Two local agencies fighting for a scaled-down Kennedy Library have nearly finalized a master planning approach acceptable to both the Kennedy Memorial Library Corporation and several citizens groups.
The approach will allow for extensive input from the community on four major issues: traffic and parking logistics, tax status of "related facilities" on three acres of the site, interaction between the library-museum complex and the Harvard Square-Brattle Square area and social impact on the residential neighborhoods to the west, north and east.
The agreement represents the first time Cambridge agencies have successfully negotiated with the Kennedy Corporation regarding the construction of the 27 million-dollar library-museum-graduate school complex.
The City Manager's Project Review Board (primarily professional real estate brokers, architects and lawyers) and the Harvard Square Task Force (mainly non-professionals who live in a surrounding residential area) agree that progress is coming, but disagree on its speed. Theodore Monacelli, chairman of the PRB, said last week that there has certainly been a change in attitude on the library's part.
"We're coming to an understanding on how Harvard Square's commercial-industrial traffic patterns and secondary pedestrian ways will be tied into the site, and that's a big step," he said. One of Monacelli associates would not give specific examples of changes which will result from the new agreement, but said the change was more of a mutual effort to "agree on their approach strategy" so construction could get under way.

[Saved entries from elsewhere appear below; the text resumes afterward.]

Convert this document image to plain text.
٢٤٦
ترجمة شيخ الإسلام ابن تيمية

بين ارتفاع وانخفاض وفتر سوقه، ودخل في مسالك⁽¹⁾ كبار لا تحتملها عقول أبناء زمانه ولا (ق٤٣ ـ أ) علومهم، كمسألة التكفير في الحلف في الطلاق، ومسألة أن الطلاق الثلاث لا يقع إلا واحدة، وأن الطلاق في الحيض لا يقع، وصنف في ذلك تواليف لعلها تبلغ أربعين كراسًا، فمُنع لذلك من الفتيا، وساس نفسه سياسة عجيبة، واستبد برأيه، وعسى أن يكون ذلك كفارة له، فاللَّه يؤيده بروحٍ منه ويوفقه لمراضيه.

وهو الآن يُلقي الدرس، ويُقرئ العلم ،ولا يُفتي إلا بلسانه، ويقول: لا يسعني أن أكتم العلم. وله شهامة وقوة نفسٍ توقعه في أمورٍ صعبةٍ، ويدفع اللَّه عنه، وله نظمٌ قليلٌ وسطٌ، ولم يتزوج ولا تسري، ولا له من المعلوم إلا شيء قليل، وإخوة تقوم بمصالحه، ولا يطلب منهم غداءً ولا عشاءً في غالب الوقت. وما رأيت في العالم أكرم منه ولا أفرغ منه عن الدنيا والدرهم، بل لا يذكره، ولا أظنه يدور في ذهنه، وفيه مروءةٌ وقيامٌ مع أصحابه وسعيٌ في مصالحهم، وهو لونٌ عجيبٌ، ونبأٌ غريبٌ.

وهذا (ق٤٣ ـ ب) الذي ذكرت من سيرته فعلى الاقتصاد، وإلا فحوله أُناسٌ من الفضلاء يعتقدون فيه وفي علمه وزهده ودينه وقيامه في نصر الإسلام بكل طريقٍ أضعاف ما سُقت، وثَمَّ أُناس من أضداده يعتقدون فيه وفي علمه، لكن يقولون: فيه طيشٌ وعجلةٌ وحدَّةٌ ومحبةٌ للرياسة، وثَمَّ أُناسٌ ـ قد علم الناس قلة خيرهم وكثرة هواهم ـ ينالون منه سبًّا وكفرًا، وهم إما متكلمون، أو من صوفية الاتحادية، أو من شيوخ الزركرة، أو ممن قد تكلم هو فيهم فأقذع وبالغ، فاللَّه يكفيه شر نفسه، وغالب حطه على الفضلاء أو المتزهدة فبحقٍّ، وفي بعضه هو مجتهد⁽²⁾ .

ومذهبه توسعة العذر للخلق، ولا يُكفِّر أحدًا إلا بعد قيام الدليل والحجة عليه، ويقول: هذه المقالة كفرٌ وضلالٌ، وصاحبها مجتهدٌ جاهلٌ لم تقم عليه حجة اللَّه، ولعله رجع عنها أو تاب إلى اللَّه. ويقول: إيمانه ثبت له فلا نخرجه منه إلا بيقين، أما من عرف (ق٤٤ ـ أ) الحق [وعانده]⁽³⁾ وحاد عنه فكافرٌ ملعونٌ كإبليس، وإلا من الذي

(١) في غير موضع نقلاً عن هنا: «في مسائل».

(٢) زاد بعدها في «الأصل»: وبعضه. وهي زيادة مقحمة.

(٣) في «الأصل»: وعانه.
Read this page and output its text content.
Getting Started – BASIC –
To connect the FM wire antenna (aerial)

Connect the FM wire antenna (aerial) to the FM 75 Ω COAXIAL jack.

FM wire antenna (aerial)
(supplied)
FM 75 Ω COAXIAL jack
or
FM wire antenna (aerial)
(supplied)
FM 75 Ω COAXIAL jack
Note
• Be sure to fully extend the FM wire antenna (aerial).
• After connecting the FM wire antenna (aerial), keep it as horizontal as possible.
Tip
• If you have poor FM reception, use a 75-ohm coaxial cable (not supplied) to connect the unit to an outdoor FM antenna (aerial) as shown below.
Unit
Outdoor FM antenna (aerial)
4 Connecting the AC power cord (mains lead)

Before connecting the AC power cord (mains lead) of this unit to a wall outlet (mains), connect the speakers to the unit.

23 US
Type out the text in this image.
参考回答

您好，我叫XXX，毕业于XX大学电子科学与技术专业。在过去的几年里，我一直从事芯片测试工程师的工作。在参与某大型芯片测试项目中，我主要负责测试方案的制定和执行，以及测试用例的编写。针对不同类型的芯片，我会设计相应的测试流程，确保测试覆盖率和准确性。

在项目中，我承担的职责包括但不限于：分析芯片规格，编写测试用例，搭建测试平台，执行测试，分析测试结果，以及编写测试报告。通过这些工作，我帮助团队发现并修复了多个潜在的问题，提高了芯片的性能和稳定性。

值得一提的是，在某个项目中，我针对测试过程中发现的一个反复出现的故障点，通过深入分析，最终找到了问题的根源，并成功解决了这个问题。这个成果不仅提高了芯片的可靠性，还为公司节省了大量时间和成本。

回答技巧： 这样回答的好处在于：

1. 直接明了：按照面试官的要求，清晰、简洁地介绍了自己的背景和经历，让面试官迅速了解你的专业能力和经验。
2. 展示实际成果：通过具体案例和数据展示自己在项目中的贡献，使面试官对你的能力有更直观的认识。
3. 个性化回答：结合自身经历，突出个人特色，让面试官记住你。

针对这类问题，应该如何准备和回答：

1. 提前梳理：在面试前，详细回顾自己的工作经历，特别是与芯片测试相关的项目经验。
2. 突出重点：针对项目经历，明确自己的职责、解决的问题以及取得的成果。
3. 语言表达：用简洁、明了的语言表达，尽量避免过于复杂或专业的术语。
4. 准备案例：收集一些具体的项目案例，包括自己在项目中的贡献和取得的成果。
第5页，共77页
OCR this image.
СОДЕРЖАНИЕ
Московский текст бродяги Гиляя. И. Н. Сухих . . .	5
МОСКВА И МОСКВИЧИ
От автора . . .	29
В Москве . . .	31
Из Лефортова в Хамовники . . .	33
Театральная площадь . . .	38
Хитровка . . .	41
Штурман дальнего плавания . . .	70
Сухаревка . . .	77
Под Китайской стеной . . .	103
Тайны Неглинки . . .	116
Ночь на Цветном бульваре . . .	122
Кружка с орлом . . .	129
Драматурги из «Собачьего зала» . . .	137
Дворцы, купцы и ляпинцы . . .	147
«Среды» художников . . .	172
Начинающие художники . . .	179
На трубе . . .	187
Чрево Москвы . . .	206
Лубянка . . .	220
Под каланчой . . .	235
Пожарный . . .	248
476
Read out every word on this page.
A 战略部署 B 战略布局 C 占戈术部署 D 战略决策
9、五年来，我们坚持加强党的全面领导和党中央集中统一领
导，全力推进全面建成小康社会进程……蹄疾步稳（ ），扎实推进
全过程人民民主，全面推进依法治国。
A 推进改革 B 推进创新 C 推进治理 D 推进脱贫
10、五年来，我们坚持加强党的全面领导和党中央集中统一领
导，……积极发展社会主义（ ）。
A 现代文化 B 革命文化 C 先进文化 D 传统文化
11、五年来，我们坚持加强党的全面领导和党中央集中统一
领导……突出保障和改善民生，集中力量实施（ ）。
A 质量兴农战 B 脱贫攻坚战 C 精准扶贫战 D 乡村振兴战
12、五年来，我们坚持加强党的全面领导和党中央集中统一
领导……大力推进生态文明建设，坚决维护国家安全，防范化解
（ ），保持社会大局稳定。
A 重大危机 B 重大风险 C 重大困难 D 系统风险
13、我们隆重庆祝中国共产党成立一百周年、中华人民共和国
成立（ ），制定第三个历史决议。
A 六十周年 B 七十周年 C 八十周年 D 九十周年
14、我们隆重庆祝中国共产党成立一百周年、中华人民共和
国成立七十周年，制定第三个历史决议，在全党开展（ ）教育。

Oliver Brooks, chairman of HSTF, said that "things are going much better" but he added that much of his agreement was inconclusive because it was based on faith. He cited the failure of the Federal Government's General Services Ad- ministration to conduct its long-promised environmental impact study.
The HSTF's highest priority now is to insure that the GSA research will be more than a merely perfunctory study slanted to favor the current plans. "Government agencies have a tendency to prepare statements which place the project as it stands in the best possible light," Brooks said. He explained that "the GSA must learn to face reality when it comes before the residents of Cambridge."
Brooks said that the local government agencies' jurisdictions include only three taxable acres out of the total 12 acre site between the Charles and Brattle Square.
Rankine said that those three acres had a lot of bearing on the surrounding space. This "related features" area will probably become luxury housing and retail shopping malls to augment the city's tax-base but he said no decisions have yet been made.
Despite this semi-official speculation on progress, there are individuals, including city councillor Saundra Graham, as well as citizens' groups who will not on faith alone accept architect Monacelli's views. Brooks himself remarked that he "could not say with assurance that the Kennedy Library was here to stay.